Anyhow, my interest in this paper is for the authors' concept of software quality, their use of defect classification, and their thinking on the link between the two. Plus, it seems to be widely referenced.
To begin, the authors point out a gap in the qualitative-quantitative spectrum of measurement methods we have for software quality. They want a measurement scheme that is lightweight, sensitive to the development process (in that it can help locate process problems), and also consistent across phases of a project and between projects (so those who use it can learn from theirs and others experiences). Statistical defect models (quantitative) and root cause analysis (qualitative) are both done retrospectively, are time consuming, and in the case of the statistical methods, often intentionally ignore the details of the software development process used, so they can't provide detailed process feedback.
Enter
ODC (Orthogonal Defect Classification). The main idea: come up with various classifications of defects and map those classes onto the software development process so that every defect points to a process problem. (The word "orthogonal" is used both to mean "mutually independent" and because the authors run the metaphor of software-development-process-as-a-mathematical-vector-space, and defect classes "span" this space).

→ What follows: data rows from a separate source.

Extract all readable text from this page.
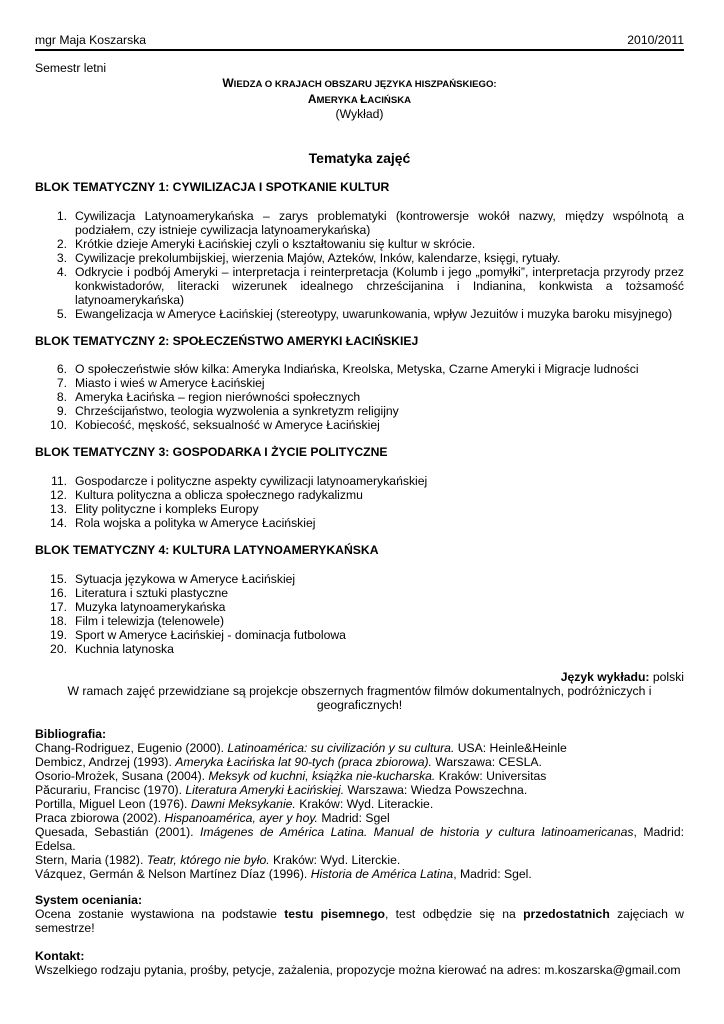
mgr Maja Koszarska	2010/2011
Semestr letni
WIEDZA O KRAJACH OBSZARU JĘZYKA HISZPAŃSKIEGO:
AMERYKA ŁACIŃSKA
(Wykład)
Tematyka zajęć
BLOK TEMATYCZNY 1: CYWILIZACJA I SPOTKANIE KULTUR
1. Cywilizacja Latynoamerykańska – zarys problematyki (kontrowersje wokół nazwy, między wspólnotą a podziałem, czy istnieje cywilizacja latynoamerykańska)
2. Krótkie dzieje Ameryki Łacińskiej czyli o kształtowaniu się kultur w skrócie.
3. Cywilizacje prekolumbijskiej, wierzenia Majów, Azteków, Inków, kalendarze, księgi, rytuały.
4. Odkrycie i podbój Ameryki – interpretacja i reinterpretacja (Kolumb i jego „pomyłki”, interpretacja przyrody przez konkwistadorów, literacki wizerunek idealnego chrześcijanina i Indianina, konkwista a tożsamość latynoamerykańska)
5. Ewangelizacja w Ameryce Łacińskiej (stereotypy, uwarunkowania, wpływ Jezuitów i muzyka baroku misyjnego)
BLOK TEMATYCZNY 2: SPOŁECZEŃSTWO AMERYKI ŁACIŃSKIEJ
6. O społeczeństwie słów kilka: Ameryka Indiańska, Kreolska, Metyska, Czarne Ameryki i Migracje ludności
7. Miasto i wieś w Ameryce Łacińskiej
8. Ameryka Łacińska – region nierówności społecznych
9. Chrześcijaństwo, teologia wyzwolenia a synkretyzm religijny
10. Kobiecość, męskość, seksualność w Ameryce Łacińskiej
BLOK TEMATYCZNY 3: GOSPODARKA I ŻYCIE POLITYCZNE
11. Gospodarcze i polityczne aspekty cywilizacji latynoamerykańskiej
12. Kultura polityczna a oblicza społecznego radykalizmu
13. Elity polityczne i kompleks Europy
14. Rola wojska a polityka w Ameryce Łacińskiej
BLOK TEMATYCZNY 4: KULTURA LATYNOAMERYKAŃSKA
15. Sytuacja językowa w Ameryce Łacińskiej
16. Literatura i sztuki plastyczne
17. Muzyka latynoamerykańska
18. Film i telewizja (telenowele)
19. Sport w Ameryce Łacińskiej - dominacja futbolowa
20. Kuchnia latynoska
Język wykładu: polski
W ramach zajęć przewidziane są projekcje obszernych fragmentów filmów dokumentalnych, podróżniczych i geograficznych!
Bibliografia:
Chang-Rodriguez, Eugenio (2000). Latinoamérica: su civilización y su cultura. USA: Heinle&Heinle
Dembicz, Andrzej (1993). Ameryka Łacińska lat 90-tych (praca zbiorowa). Warszawa: CESLA.
Osorio-Mrożek, Susana (2004). Meksyk od kuchni, książka nie-kucharska. Kraków: Universitas
Păcurariu, Francisc (1970). Literatura Ameryki Łacińskiej. Warszawa: Wiedza Powszechna.
Portilla, Miguel Leon (1976). Dawni Meksykanie. Kraków: Wyd. Literackie.
Praca zbiorowa (2002). Hispanoamérica, ayer y hoy. Madrid: Sgel
Quesada, Sebastián (2001). Imágenes de América Latina. Manual de historia y cultura latinoamericanas, Madrid: Edelsa.
Stern, Maria (1982). Teatr, którego nie było. Kraków: Wyd. Literckie.
Vázquez, Germán & Nelson Martínez Díaz (1996). Historia de América Latina, Madrid: Sgel.
System oceniania:
Ocena zostanie wystawiona na podstawie testu pisemnego, test odbędzie się na przedostatnich zajęciach w semestrze!
Kontakt:
Wszelkiego rodzaju pytania, prośby, petycje, zażalenia, propozycje można kierować na adres: m.koszarska@gmail.com
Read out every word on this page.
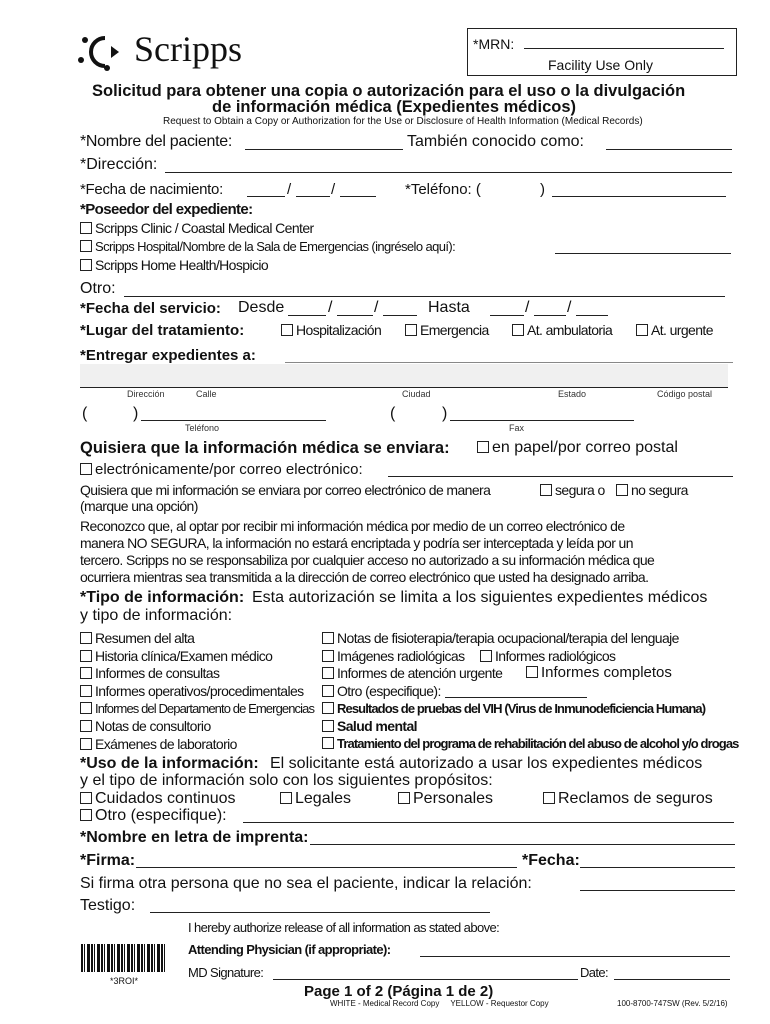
Scripps	*MRN:
Facility Use Only
Solicitud para obtener una copia o autorización para el uso o la divulgación
de información médica (Expedientes médicos)
Request to Obtain a Copy or Authorization for the Use or Disclosure of Health Information (Medical Records)
*Nombre del paciente:	También conocido como:
*Dirección:
*Fecha de nacimiento:	/	/	*Teléfono: (	)
*Poseedor del expediente:
Scripps Clinic / Coastal Medical Center
Scripps Hospital/Nombre de la Sala de Emergencias (ingréselo aquí):
Scripps Home Health/Hospicio
Otro:
*Fecha del servicio: Desde	/	/	Hasta	/ /
*Lugar del tratamiento:	Hospitalización	Emergencia	At. ambulatoria	At. urgente
*Entregar expedientes a:
Dirección	Calle	Ciudad	Estado	Código postal
(	)
Teléfono
(	)
Fax
Quisiera que la información médica se enviara:	en papel/por correo postal
electrónicamente/por correo electrónico:
Quisiera que mi información se enviara por correo electrónico de manera	segura o	no segura
(marque una opción)
Reconozco que, al optar por recibir mi información médica por medio de un correo electrónico de
manera NO SEGURA, la información no estará encriptada y podría ser interceptada y leída por un
tercero. Scripps no se responsabiliza por cualquier acceso no autorizado a su información médica que
ocurriera mientras sea transmitida a la dirección de correo electrónico que usted ha designado arriba.
*Tipo de información: Esta autorización se limita a los siguientes expedientes médicos
y tipo de información:
Resumen del alta
Historia clínica/Examen médico
Informes de consultas
Informes operativos/procedimentales
Informes del Departamento de Emergencias
Notas de consultorio
Exámenes de laboratorio
Notas de fisioterapia/terapia ocupacional/terapia del lenguaje
Imágenes radiológicas	Informes radiológicos
Informes de atención urgente	Informes completos
Otro (especifique):
Resultados de pruebas del VIH (Virus de Inmunodeficiencia Humana)
Salud mental
Tratamiento del programa de rehabilitación del abuso de alcohol y/o drogas
*Uso de la información: El solicitante está autorizado a usar los expedientes médicos
y el tipo de información solo con los siguientes propósitos:
Cuidados continuos	Legales	Personales	Reclamos de seguros
Otro (especifique):
*Nombre en letra de imprenta:
*Firma:	*Fecha:
Si firma otra persona que no sea el paciente, indicar la relación:
Testigo:
I hereby authorize release of all information as stated above:
Attending Physician (if appropriate):
MD Signature:	Date:
*3ROI*
Page 1 of 2 (Página 1 de 2)
WHITE - Medical Record Copy     YELLOW - Requestor Copy	100-8700-747SW (Rev. 5/2/16)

There are two tricks to doing this. The first trick is to use a layer of indirection in the mapping of defects to parts of process. Defects are first mapped to defect types, and then defect types are mapped to parts of the software development process. Why? Because mapping directly isn't something practitioners can do in the moment (it's error prone, and the attempt to do so is nothing more than a "good opinion survey ... not ... a measurement") and because the indirection allows us to compare results across projects and phases.
My view on this: I'm not sure assigning defect types or mapping a defect types onto a parts of the process is any less error prone or requires any less opinion, it just seems to divide up the opinion-making into smaller chunks.

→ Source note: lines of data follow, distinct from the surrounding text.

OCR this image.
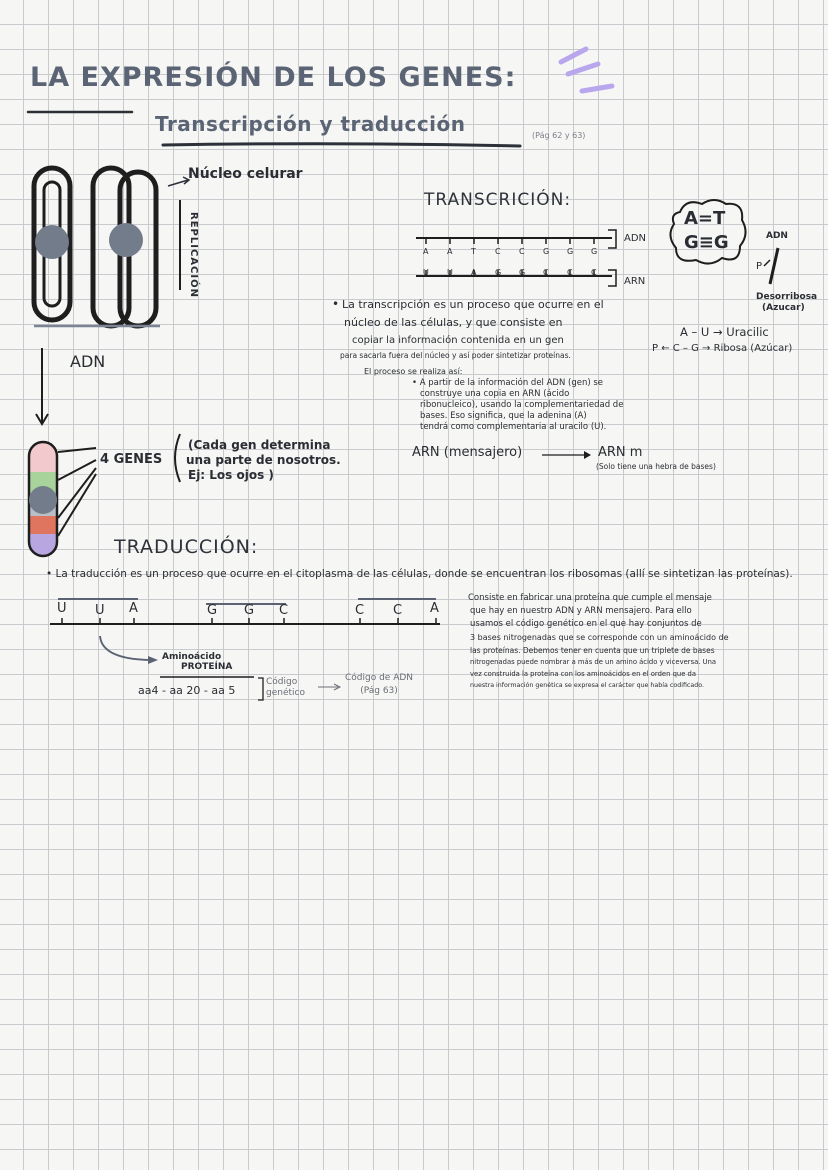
LA EXPRESIÓN DE LOS GENES:
Transcripción y traducción	(Pág 62 y 63)
Núcleo celurar
REPLICACIÓN
ADN
4 GENES
(Cada gen determina
una parte de nosotros.
Ej: Los ojos )
TRANSCRICIÓN:
A A T C C G G G
U U A G G C C C
ADN
ARN
A=T
G≡G	ADN
P
Desorribosa
(Azucar)
A – U → Uracilic
P ← C – G → Ribosa (Azúcar)
• La transcripción es un proceso que ocurre en el
núcleo de las células, y que consiste en
copiar la información contenida en un gen
para sacarla fuera del núcleo y así poder sintetizar proteínas.
El proceso se realiza así:
• A partir de la información del ADN (gen) se
construye una copia en ARN (ácido
ribonucleico), usando la complementariedad de
bases. Eso significa, que la adenina (A)
tendrá como complementaria al uracilo (U).
ARN (mensajero)	ARN m
(Solo tiene una hebra de bases)
TRADUCCIÓN:
• La traducción es un proceso que ocurre en el citoplasma de las células, donde se encuentran los ribosomas (allí se sintetizan las proteínas).
U U A	G G C	C C A
Aminoácido
PROTEÍNA
aa4 - aa 20 - aa 5
Código
genético
Código de ADN
(Pág 63)
Consiste en fabricar una proteína que cumple el mensaje
que hay en nuestro ADN y ARN mensajero. Para ello
usamos el código genético en el que hay conjuntos de
3 bases nitrogenadas que se corresponde con un aminoácido de
las proteínas. Debemos tener en cuenta que un triplete de bases
nitrogenadas puede nombrar a más de un amino ácido y viceversa. Una
vez construida la proteína con los aminoácidos en el orden que da
nuestra información genética se expresa el carácter que había codificado.
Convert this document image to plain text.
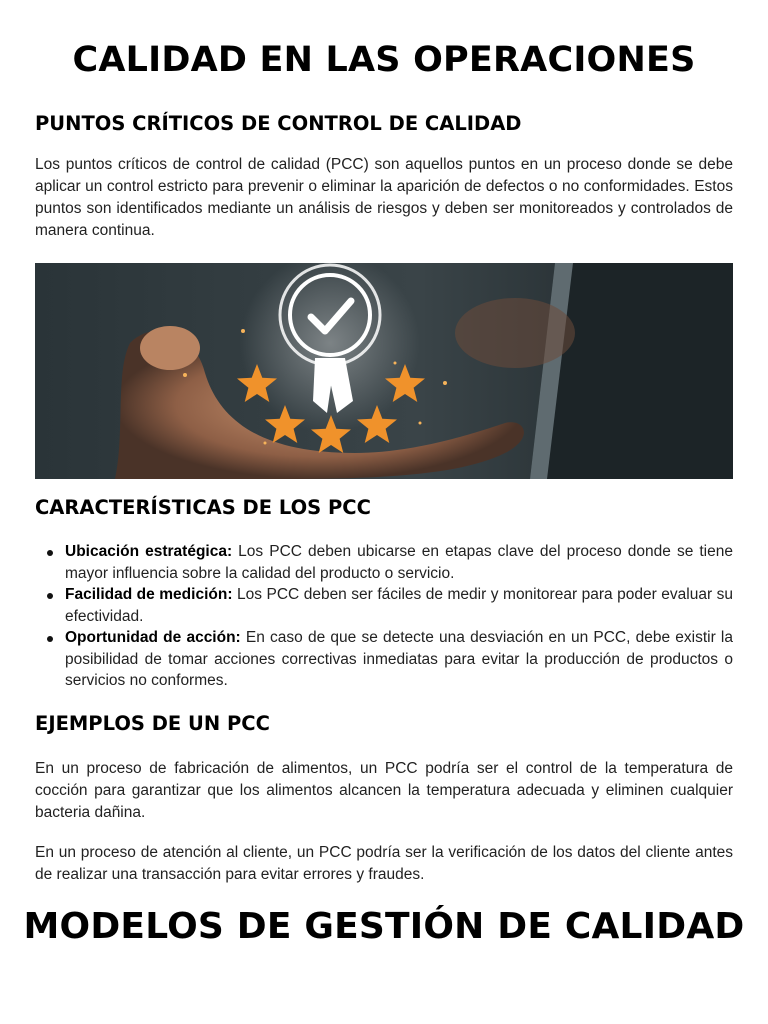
CALIDAD EN LAS OPERACIONES
PUNTOS CRÍTICOS DE CONTROL DE CALIDAD

Los puntos críticos de control de calidad (PCC) son aquellos puntos en un proceso donde se debe aplicar un control estricto para prevenir o eliminar la aparición de defectos o no conformidades. Estos puntos son identificados mediante un análisis de riesgos y deben ser monitoreados y controlados de manera continua.

CARACTERÍSTICAS DE LOS PCC
Ubicación estratégica: Los PCC deben ubicarse en etapas clave del proceso donde se tiene mayor influencia sobre la calidad del producto o servicio.
Facilidad de medición: Los PCC deben ser fáciles de medir y monitorear para poder evaluar su efectividad.
Oportunidad de acción: En caso de que se detecte una desviación en un PCC, debe existir la posibilidad de tomar acciones correctivas inmediatas para evitar la producción de productos o servicios no conformes.
EJEMPLOS DE UN PCC

En un proceso de fabricación de alimentos, un PCC podría ser el control de la temperatura de cocción para garantizar que los alimentos alcancen la temperatura adecuada y eliminen cualquier bacteria dañina.

En un proceso de atención al cliente, un PCC podría ser la verificación de los datos del cliente antes de realizar una transacción para evitar errores y fraudes.

MODELOS DE GESTIÓN DE CALIDAD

Anyhow, the second trick is about making sure your defect classes actually span the process space. The authors point out that a sufficient classification scheme is a work in progress that ultimately needs to be empirically validated. A good chunk of the paper is devoted to describing a pilot study of
ODC to validate it, or referencing future work.
Looking at defect types in more depth then. The first important point:
defect types are chosen by the semantics of the fix, rather than only by qualities of the defects themselves. They are assigned by engineer making the fix. Here are the 8 types of defects:
- Function -- errors that effect capability and require a formal design change.
- Assignment -- logical errors in small bits of code.
- Interface -- errors in interacting with other components.
- Checking -- errors in data validation.
- Timing/serialisation -- errors in the use of shared/real-time resources.
- Build/package/merge -- errors in libraries or change management systems.
- Documentation -- errors in documentation and publications.
- Algorithm -- efficiency or correctness problems that require fixes through reimplementation (not requiring a formal design change).
The authors investigate how the quantities of defects of each type vary over different phases of a project. They note, for instance, that
function bugs appear with greater number in the design phase, and
timing bugs appear more in the system test phase. The authors then take this "trend analysis a stage deeper" and provide a correlation table that maps principle defect types to stages in the software development process.
This section is maddeningly vague on details -- it's not clear where the process stages have come from or how the correlations were done specifically. This is a shame because this mapping is
crucial to the underlying argument for the usefulness of
ODC. Any deviation from the "expected" principle variation trends of defect quantities is considered by
ODC to point to process problems, but what exactly the "expected" variations ought to be isn't well described, nor is what exactly constitutes a variation other than to say the judgement is "determined with experience".
Overall I'm suspicious of
ODC as described in this paper. Partly because the paper lacks detail, but also because I wonder if the classification scheme is objective enough to work as the authors claim -- especially across projects.
(El Emam, K.; Wieczorek, I. 1998) show some evidence that defect classification is repeatable within members of a development team, but even then theirs is a highly qualified experiment.
For my interests, this is the first paper I looked at that hints that it might be possible to compare the quality of two projects by looking at the types of defects that turn up. But it only hints. I'll be posting about other work that adds a lot more murk to these waters.